やはり中断前にホームで勝点3を積み上げて終わるのは非常にうれしい。トリニータのファンやサポーターの方が、こういうなかなか結果が出ない中で、本当にたくさん応援に来てくださった。天皇杯の福井での試合でも福井までたくさんの方に来ていただき、サポーターのありがたみ、すごさを感じていた。そういう方々とホームで喜びあえたことがうれしいし、選手も自信になっていくと思う。

中断期間は、G大阪戦まで少し時間があるが、まずコンディションを回復すること。呉屋が加入してくれた中でどういうふうに自分たちの戦力として生きていくのかの戦術の合わせ方もまた、狙いをもう一度整理して、G大阪戦からいいスタートを切れるような形で準備したい。
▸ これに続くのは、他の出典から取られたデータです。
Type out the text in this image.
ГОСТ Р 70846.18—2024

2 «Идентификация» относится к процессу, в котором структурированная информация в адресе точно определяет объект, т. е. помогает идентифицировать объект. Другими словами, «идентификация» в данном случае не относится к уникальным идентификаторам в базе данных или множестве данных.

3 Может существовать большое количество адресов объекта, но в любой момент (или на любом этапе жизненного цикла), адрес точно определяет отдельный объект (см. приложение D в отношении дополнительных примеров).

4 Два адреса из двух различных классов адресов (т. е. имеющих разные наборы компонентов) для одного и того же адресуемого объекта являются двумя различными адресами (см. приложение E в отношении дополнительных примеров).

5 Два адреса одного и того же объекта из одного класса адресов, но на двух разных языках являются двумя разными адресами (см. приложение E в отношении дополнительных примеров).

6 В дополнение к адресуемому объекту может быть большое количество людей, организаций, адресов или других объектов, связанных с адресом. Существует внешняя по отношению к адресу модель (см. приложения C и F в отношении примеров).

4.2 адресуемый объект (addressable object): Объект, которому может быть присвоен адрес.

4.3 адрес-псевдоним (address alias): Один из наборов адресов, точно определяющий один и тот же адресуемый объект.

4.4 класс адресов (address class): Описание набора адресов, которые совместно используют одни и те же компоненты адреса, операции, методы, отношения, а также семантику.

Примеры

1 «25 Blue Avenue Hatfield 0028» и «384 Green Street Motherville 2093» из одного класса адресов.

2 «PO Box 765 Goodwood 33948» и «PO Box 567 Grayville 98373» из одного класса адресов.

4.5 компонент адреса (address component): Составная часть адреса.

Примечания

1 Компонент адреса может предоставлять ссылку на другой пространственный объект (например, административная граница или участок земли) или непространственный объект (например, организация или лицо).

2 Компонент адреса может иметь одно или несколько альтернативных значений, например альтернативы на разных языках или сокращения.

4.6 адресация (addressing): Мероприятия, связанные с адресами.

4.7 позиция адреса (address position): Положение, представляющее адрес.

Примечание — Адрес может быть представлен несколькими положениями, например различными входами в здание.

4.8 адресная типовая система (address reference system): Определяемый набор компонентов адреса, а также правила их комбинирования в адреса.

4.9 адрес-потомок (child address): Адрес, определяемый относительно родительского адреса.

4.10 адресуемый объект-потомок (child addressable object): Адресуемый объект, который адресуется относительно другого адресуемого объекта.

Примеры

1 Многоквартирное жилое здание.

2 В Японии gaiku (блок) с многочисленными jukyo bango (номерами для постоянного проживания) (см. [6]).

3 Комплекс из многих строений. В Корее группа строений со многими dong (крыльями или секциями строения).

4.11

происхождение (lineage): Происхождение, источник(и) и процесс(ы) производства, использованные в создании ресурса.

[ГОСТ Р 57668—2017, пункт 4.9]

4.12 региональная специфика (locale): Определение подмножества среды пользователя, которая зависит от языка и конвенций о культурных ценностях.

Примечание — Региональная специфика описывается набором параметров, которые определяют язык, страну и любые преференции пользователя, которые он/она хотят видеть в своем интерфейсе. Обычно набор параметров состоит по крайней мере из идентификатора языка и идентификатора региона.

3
やはり得点を取らなくてはならないので、取るための仕組みというか、狙い。そして守備でも今日はアグレッシブにボールに対して行ってくれていたので、そういった「奪う」というところに関しても、刺激を入れながら積み上げていけるようにしたい。夏になって暑い中でのゲームになるが、強度を落とさないように、とにかくチャレンジしていくしかないと考えている。

——呉屋選手に期待することは。

呉屋もみなさんご承知のとおり、前線からハードワークできる。チェイシングできるし、ゴール前での決定力、得点には期待している。登録後にG大阪戦から出場することが出来ると思うが、いまチームメイトとトレーニングしているところ。戦力として十分に力を発揮してほしいし、周囲の選手もまた呉屋の良さを引き出す形で、いろんなタイプの選手で得点する準備をしていきたい。